Posted by Neal Mauldin at November 20, 2001 03:30 PM

Baudelaire said much the same thing in The Painter of Modern Life in 1863. Rather than emphasize the inherent neutrality of nature, though, Baudelaire contrasts it to the products of reason and finds it lacking:

Most wrong ideas about beauty derive from the false notion the eighteenth century had about ethics. In those days, Nature was taken as a basis, source, and prototype of all possible forms of good and beauty. The rejection of original sin is in no small measure responsible for the general blindness of those days. If, however, we are prepared merely to consult the facts that stare us in the face, the experience of all ages, and the Gazette des Tribuneaux, we can see at once that nature teaches nothing or nearly nothing; in other words, it compels man to sleep, drink, eat and to protect himself as best he can against the inclemencies of the weather. It is nature too that drives man to kill his fellow man, to eat him, to imprison and torture him; for as soon as we move from the order of necessities and needs to that of luxuries and pleasures, we see that nature can do nothing but counsel crime. It is this so-called infallible nature that has produced parricide and cannibalism, and a thousand other abominations, which modesty and nice feeling alike prevent our mentioning. It is philosophy (I am referring to the right kind), it is religion that enjoins upon us to succour our poor and enfeebled parents. Nature (which is nothing but the inner voice of self-interest) tells us to knock them on the head. Review, analyse everything that is natural, all the actions and desires of absolutely natural man: you will find nothing that is not horrible. Everything that is beautiful and noble is the product of reason and calculation. Crime, which the human animal took a fancy to in his mother's womb, is by origin natural. Virtue, on the other hand, is artificial, supernatural, since in every age and nation gods and prophets have been necessary to teach it to bestialized humanity, and since man by himself would have been powerless to discover it. Evil is done without effort, naturally, it is the working of fate; good is always the product of art.
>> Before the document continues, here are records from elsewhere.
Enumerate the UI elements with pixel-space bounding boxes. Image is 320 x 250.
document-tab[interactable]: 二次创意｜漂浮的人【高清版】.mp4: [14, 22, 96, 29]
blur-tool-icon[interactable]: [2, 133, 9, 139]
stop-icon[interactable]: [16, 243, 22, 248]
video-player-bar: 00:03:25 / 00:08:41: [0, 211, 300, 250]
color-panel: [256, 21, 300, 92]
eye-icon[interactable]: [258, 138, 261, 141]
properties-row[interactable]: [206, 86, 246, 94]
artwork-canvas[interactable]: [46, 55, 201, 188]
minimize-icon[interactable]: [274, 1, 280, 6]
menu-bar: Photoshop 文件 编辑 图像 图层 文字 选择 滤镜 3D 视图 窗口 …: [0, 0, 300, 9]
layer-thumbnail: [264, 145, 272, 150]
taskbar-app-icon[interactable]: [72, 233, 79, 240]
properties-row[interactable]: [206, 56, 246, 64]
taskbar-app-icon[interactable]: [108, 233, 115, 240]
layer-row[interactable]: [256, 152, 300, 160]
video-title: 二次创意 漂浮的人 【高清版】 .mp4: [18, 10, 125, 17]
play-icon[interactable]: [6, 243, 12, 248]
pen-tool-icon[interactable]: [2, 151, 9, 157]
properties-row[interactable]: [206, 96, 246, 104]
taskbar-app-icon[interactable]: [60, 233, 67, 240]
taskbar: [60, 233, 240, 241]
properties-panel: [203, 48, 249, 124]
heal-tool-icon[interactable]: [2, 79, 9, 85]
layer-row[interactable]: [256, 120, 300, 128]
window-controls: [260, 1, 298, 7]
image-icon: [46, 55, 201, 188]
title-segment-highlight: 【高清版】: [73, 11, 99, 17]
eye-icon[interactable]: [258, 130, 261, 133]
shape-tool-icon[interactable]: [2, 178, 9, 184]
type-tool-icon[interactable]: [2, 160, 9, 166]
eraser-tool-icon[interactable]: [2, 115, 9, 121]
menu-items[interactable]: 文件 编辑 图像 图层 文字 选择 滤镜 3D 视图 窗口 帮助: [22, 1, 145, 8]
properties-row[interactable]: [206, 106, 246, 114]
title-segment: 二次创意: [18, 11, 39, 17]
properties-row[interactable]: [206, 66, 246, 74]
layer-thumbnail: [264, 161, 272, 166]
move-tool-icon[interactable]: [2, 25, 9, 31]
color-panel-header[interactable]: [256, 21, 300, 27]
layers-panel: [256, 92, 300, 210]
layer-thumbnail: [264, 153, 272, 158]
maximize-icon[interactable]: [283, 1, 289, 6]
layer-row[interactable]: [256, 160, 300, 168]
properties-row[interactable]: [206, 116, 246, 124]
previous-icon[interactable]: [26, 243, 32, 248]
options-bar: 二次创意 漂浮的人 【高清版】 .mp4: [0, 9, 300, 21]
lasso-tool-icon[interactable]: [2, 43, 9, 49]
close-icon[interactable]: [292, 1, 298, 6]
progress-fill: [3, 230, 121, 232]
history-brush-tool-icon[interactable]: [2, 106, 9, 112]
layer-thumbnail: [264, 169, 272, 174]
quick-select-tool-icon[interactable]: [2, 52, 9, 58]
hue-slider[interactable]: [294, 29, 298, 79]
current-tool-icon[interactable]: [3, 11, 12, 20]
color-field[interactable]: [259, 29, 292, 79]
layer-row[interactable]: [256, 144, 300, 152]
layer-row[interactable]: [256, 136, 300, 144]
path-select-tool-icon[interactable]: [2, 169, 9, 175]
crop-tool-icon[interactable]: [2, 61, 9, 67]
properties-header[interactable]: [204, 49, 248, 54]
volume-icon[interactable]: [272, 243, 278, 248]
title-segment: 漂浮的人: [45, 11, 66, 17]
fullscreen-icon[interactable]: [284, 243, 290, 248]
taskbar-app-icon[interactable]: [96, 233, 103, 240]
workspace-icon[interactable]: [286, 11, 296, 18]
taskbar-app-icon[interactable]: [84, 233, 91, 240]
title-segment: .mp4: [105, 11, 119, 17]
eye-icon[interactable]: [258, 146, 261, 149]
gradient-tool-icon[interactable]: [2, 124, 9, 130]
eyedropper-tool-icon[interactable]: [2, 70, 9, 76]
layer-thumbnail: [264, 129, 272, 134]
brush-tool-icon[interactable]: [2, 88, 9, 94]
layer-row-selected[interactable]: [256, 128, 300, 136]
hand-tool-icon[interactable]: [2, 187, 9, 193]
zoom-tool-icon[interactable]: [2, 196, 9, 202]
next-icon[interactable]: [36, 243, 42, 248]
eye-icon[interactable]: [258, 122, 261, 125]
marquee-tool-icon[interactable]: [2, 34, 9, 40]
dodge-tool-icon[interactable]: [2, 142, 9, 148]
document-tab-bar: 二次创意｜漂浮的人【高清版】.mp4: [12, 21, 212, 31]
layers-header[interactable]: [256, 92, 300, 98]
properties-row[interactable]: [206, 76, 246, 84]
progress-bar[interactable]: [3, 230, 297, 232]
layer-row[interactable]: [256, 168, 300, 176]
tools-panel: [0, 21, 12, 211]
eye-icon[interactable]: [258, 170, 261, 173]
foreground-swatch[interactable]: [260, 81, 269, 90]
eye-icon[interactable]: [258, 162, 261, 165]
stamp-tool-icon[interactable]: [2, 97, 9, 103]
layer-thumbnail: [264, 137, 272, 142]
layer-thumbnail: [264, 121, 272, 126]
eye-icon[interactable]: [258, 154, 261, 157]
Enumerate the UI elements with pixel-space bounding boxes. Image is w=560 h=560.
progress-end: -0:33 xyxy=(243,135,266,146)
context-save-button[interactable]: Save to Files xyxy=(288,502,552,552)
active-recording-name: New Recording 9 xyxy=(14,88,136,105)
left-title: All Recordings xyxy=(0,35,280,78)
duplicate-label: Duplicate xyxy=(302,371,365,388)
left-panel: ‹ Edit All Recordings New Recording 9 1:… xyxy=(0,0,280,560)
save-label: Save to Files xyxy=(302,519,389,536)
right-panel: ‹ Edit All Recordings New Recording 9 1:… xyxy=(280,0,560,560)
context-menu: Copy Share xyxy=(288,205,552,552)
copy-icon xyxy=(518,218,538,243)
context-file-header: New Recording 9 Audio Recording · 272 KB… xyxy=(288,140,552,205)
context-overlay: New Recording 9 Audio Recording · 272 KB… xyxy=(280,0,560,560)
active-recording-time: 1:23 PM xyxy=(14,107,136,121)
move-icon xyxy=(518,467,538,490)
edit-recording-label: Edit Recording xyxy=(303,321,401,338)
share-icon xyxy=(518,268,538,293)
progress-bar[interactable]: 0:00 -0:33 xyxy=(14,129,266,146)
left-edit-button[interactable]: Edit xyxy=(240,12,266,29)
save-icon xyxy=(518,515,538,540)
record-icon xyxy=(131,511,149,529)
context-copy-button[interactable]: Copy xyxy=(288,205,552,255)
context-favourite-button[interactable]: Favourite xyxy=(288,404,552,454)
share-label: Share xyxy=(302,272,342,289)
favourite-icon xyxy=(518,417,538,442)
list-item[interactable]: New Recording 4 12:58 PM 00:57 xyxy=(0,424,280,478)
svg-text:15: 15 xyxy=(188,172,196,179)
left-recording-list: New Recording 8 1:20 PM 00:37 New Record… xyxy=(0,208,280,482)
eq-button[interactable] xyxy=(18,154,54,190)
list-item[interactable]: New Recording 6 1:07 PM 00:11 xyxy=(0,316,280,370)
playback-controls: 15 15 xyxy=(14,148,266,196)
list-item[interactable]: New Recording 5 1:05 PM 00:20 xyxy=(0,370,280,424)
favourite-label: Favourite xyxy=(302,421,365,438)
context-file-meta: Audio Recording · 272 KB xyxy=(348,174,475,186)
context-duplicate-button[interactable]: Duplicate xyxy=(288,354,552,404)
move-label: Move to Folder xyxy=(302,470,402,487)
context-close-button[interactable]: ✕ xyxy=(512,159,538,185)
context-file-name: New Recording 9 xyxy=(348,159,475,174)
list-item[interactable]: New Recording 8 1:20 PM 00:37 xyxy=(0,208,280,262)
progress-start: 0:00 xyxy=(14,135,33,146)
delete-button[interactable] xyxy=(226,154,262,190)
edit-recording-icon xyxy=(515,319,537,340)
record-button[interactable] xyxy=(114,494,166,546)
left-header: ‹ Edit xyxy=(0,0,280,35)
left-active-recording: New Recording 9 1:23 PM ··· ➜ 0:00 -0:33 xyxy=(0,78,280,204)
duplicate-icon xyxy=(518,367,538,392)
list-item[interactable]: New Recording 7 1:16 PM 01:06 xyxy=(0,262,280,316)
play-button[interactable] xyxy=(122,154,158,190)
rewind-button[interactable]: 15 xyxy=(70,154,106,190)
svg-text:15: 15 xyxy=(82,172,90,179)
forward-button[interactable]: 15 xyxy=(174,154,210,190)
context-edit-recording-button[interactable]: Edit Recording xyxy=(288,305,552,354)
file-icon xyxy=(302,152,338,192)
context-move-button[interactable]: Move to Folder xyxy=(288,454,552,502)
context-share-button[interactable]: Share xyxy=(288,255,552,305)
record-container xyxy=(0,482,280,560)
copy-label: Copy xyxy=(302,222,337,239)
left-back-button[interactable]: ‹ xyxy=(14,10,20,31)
Oddly enough, this is the prologue to the main argument in an essay entitled "In Praise of Make-Up." As Baudelaire explains, "Woman is well within her rights, we may even say she carries out a kind of duty, in devoting herself to the task of fostering a magic and supernatural aura about her appearance; she must create a sense of surprise, she must fascinate; idol that she is, she must adorn herself, to be adored."

Though this excerpt may reveal as much about Baudelaire's capacity for fetishization as it does about feminine beauty, his point is that nature is something to be overcome. Civilization is not natural; that's why it's so hard to preserve.